Will we expect more from our governments, both local and national? Will we get more? In the US we have a National Strategy for Pandemic Influenza (2005) and a Pandemic Influenza Plan (2017 Update); now, in the bright light of the COVID-19 pandemic, is the time to see what difference they made, and adjust as necessary.17 Strategies and plans can be nothing more than a stack of papers on a shelf unless recommendations are kept up to date, implemented and practiced regularly. Will our political leaders take pandemic planning more seriously? We have been warned so many times but it’s difficult to find support for a once-in-a-century event in a political world that measures time in two and four-year increments. Or is the once-in-a-century rule still valid for pandemics? A big piece of this pandemic planning must be driven by our domestic departments and ministries with initial coordination that can only happen at the top strata of our respective governments. It requires funding, of course, but even more importantly, sound leadership. Much of this must occur within our nations, but with transportation what it is today, we can’t afford to become isolationist in our thinking regarding the infectious disease. Remember, the ‘bugs’ know no borders. A highly contagious viral disease such as influenza or a coronavirus in my country today can be in your country tomorrow. We must work together.

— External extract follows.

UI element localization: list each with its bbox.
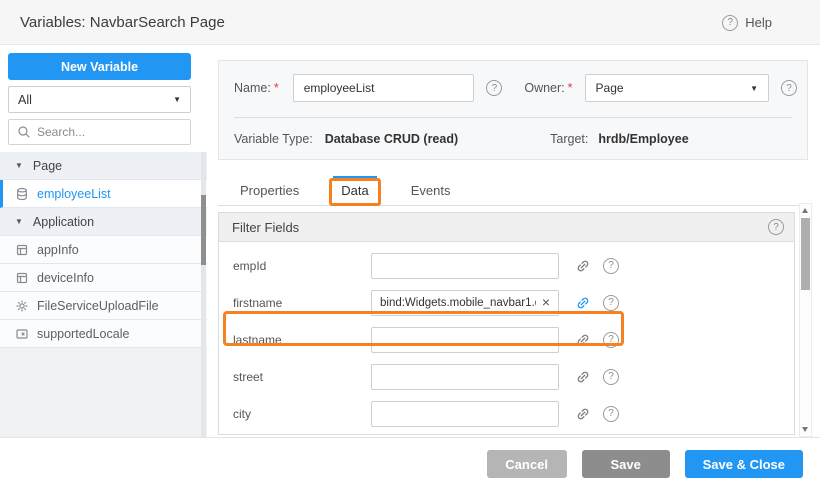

Like never before in our lifetimes, we face a common enemy. This enemy does not respect the seal on the cover of our passports, political ideologies, economic power, military might, age or gender. Fortunately, to the degree that we had been working together internationally before the pandemic, we have been able to leverage relationships of friendship and trust between experts, scientists and clinicians during the crisis. Global networks of scientific and clinical subject matter experts are powerful tools before, during and after a pandemic.18 We must work together internationally.
We have exceptional examples of science academies, academic centers, military-to-military programs and even industrial partners working synergistically across international borders. When we look closely, however, it is often individuals within these systems and organizations who find a colleague with common technical interests anywhere in the world. Common interests fuel conversation and communication which leads to sharing what I have long called “good news and bad news”. This kind of frank exchange over time results in trust between the two parties. Where trust exists, the relationships are often both sustained and supercharged. These nodes of friendship and trust between technical experts are empowered, in some cases, by connecting with other similar nodes to contribute to an even broader network of likeminded individuals. National leadership is, of course, central to domestic and global preparation for the next pandemic, but politics so often get in the way. However, through relationships of trust grounded in common technical interests, each of us as individuals can contribute our small piece to the ‘fight’, technically and through effective communication. Both enlightened leadership and excellent subject matter experts are essential. And now, sadly, we do have our very own biological ‘mushroom cloud’.